I also remember the time when you were commissioned (?) to write the review of Suede’s second album. Like, the most anticipated UK indie album of the year (or whatever)! I remember skipping straight to the album review section and bursting out laughing. “Surely,” I thought, “it’s a joke?” I mean, you guys must’ve been rolling on the floor at the time. And back then I’d have given… I dunno, a couple of beers away just to see the look on Simon Price’s face!

Then you cruelly disregarded a Stereolab single (for, uhm, ‘sexual’ reasons) which is still most dear to me. It was ‘John Cage Bubblegum’ – an encore staple of their gigs and just about the ‘hardest’ track they’ve ever done, yet you ignored it because you were admittedly after something long and hard being rammed down your throat. I was especially furious with you when I heard the actual track. I remember thinking “ET done goofed, boy! And he done did it because he felt like sucking some virtual cock!”

And then there was this Pavement review where you said something akin to “What would Malkmus know anyway? He’s only their singer!” I found it perfectly shocking – insulting even – because I suspected (and rightly so) that he wrote the majority of the material. Of course, it also hurt my feelings because I was ‘the’ songwriter in my band.

Still, ‘I Remember You’, ET, and I can’t say that about most everyone else who wrote for the MM or the NME in the early-to-mid 90s. For instance, a couple years ago I translated this Jay-Z biography by Mark Beaumont (no one else would touch it and I needed the ‘feria’) and I knew the name rang a bell but I couldn’t, for the life of me, recall a single review the guy had written. Well, Simon Price I remember. But then, most everyone would.

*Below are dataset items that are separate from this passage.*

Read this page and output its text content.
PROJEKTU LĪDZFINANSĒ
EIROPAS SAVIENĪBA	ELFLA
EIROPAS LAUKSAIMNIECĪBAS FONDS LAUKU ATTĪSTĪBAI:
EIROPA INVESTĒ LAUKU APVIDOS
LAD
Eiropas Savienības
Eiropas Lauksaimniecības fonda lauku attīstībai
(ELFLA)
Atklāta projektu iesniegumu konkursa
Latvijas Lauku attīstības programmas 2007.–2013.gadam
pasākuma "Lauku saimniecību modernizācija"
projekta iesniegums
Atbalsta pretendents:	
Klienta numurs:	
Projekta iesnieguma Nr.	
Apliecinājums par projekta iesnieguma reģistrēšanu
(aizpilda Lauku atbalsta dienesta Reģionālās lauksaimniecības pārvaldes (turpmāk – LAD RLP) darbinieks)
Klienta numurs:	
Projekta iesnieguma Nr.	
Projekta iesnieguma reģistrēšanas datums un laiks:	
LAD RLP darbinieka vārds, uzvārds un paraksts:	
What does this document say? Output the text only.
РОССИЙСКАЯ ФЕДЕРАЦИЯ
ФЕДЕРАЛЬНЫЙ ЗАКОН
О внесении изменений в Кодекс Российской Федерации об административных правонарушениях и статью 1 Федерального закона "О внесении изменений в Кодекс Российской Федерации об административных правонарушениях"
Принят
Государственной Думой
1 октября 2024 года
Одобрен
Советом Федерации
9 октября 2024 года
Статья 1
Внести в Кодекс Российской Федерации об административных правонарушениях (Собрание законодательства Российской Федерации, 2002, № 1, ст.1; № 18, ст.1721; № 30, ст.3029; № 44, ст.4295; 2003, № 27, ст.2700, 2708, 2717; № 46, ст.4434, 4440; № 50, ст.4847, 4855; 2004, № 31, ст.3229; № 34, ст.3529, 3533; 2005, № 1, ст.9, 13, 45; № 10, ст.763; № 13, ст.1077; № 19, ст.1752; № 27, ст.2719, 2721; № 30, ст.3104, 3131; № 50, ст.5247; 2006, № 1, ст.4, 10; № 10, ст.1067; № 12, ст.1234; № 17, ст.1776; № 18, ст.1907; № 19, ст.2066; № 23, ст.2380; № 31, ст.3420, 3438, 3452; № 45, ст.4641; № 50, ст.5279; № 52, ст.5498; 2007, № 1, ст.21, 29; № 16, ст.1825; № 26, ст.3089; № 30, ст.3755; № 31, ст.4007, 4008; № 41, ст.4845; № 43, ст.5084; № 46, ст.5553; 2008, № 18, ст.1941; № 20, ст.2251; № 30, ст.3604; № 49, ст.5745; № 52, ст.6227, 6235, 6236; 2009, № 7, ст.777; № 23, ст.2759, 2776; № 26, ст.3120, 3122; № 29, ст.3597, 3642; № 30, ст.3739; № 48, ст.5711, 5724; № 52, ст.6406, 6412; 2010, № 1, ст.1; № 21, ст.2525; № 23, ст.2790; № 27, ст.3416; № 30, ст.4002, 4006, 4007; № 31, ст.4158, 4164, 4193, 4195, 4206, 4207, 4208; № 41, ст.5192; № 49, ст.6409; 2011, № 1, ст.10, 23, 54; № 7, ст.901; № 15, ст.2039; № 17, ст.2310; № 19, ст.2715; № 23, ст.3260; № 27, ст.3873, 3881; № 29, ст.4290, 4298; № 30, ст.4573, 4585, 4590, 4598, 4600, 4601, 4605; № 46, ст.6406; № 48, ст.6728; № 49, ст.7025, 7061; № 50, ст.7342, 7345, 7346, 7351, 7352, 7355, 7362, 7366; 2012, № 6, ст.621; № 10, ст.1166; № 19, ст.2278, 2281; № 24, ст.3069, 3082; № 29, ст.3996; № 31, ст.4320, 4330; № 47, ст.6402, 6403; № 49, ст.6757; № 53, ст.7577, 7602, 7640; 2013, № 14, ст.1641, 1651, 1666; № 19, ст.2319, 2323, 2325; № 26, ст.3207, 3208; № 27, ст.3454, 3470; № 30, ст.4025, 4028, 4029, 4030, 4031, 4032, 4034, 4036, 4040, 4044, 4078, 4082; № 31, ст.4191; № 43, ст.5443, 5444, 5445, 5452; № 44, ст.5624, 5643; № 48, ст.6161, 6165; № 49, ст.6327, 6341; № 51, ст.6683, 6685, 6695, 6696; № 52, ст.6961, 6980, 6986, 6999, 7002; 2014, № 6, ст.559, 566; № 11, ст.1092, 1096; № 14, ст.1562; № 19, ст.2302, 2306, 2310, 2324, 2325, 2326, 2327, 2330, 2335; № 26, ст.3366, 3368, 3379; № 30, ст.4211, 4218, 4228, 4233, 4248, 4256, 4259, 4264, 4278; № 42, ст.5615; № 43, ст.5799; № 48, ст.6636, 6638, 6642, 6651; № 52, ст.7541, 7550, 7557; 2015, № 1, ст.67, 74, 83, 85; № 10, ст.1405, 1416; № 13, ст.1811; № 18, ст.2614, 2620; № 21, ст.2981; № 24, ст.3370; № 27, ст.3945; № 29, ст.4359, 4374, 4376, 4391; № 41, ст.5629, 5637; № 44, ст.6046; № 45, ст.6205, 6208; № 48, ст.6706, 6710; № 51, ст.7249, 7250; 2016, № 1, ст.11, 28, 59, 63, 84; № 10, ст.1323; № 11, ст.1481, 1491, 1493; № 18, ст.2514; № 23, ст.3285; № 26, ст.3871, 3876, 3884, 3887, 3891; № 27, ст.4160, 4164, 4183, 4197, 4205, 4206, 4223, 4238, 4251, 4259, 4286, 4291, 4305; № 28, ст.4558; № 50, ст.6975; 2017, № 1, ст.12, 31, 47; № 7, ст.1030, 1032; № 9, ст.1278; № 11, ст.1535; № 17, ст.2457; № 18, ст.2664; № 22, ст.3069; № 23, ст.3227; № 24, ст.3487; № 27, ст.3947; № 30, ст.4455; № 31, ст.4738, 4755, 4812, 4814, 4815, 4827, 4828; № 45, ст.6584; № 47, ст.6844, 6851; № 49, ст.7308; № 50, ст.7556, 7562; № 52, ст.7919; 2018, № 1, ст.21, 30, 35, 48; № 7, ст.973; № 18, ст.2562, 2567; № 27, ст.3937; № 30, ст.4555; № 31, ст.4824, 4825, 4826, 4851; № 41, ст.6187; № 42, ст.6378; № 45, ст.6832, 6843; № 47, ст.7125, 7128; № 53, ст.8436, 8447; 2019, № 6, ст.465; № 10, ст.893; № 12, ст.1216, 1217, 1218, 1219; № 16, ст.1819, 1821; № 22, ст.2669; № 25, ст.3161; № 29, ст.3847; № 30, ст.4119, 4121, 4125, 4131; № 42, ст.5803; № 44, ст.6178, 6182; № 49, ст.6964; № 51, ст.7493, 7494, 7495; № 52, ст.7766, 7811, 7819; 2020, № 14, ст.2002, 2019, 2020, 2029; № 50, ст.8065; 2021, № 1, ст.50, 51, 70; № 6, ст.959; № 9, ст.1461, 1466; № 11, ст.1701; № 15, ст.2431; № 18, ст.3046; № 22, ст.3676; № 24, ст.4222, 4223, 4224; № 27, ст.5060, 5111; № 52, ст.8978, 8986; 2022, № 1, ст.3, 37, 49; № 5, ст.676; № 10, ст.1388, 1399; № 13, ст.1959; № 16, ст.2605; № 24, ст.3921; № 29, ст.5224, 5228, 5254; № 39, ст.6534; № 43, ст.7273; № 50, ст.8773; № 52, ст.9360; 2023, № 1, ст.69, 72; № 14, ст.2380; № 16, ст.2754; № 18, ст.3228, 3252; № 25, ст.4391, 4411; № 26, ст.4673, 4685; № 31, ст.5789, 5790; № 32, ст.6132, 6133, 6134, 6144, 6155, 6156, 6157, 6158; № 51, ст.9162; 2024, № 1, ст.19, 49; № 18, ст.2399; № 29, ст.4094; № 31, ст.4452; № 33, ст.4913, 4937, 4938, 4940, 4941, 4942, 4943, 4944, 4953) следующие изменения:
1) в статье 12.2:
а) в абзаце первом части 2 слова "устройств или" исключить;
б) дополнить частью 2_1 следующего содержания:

Anyway, don’t fret over this ‘humbling’ experience I shared with you. Embrace it! You Listened To Your Heart, commented on what it whispered into your ear, someone else luckily responded – job done and infectiously well to boot. I mean, you changed my life, man, and you did it when it mattered.

Short version: I love you, ET, and it’s a genuine privilege to be translating your (fantastic) book.